Give the proof of the equation
$$ H' = H + \frac { \partial S } { \partial t }$$
By proceeding as follow. Leave the time t as independent variable and consider a canonical transformation in which the time appears as a parameter. Then obtain the above relation by distinguishing between $dS$ in the canonical integral and $\delta S$ in the definition of canonical transformation. In the first case time is varied, in the second case not.

Relevant Equations

Canonical integral:
$$A = \int ( \sum p_i dq_i - Hdt)$$
Definition of canonical transformation:
$$ \sum p_i \delta q_i = \sum P_i \delta Q_i + \delta S$$

I'm stuck from the beginning. I though I understood the difference between $\delta$ and $d$, but apparently I was wrong, because I don't know how to exploit it here...

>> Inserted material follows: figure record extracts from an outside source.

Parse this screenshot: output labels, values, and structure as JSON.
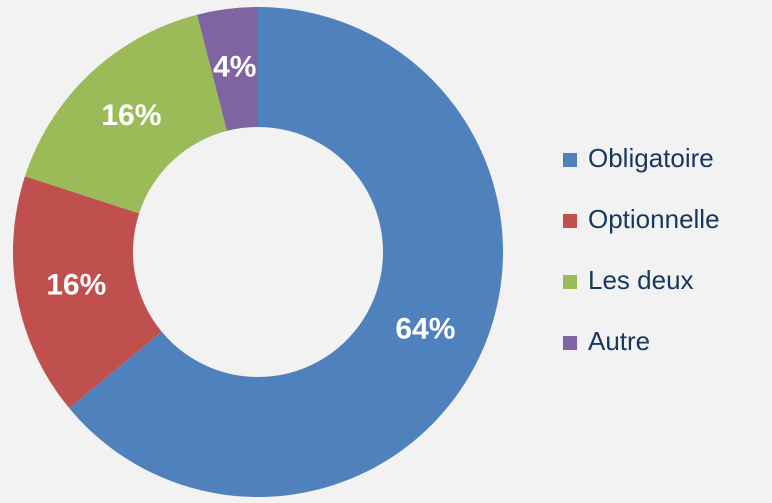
{
  "chart_data": {
    "type": "donut",
    "categories": [
      "Obligatoire",
      "Optionnelle",
      "Les deux",
      "Autre"
    ],
    "values": [
      64,
      16,
      16,
      4
    ],
    "value_labels": [
      "64%",
      "16%",
      "16%",
      "4%"
    ],
    "colors": [
      "#4f81bd",
      "#c0504d",
      "#9bbb59",
      "#8064a2"
    ],
    "legend": "right"
  }
}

Any hint would be greatly appreciated

Thank
Ric

 

[Abhishek11235]

Are you sure you have written correct defination of Canonical Transformation?

$p_i\delta q_i -H= P_i\delta Q_i-H' + dS/dt$

In this case ,the equation is easy to derive by using chain rule to S(q,Q,t) and using linear independence of $\dot q$and $p$

 

[dRic2]

Are you sure you have written correct defination of Canonical

This is the definition found in my book and it makes sense. It seems different from yours though

 

[Abhishek11235]

This is the definition found in my book and it makes sense. It seems different from yours though

Ok. Then use the following:

$$\delta S= dS/dt ~dt + dS/dq ~dq + dS/dQ ~dQ$$

Now subtract $Hdt$ on both sides in your defination of Canonical Transformation

Now use the linear independence of q,Q and t

 

[dRic2]

Your notation is confusion me. $\delta S$ is not $dS$. $\delta$ is used to address variations and, since the problem asks to consider time as a parameter, you don't have to vary wrt to time. $dS$ is obviously the total differential.

Even if you meant $dS$ I don't know how to proceed.

 

[dRic2]

Solved it. I was very confused by the notation of the book.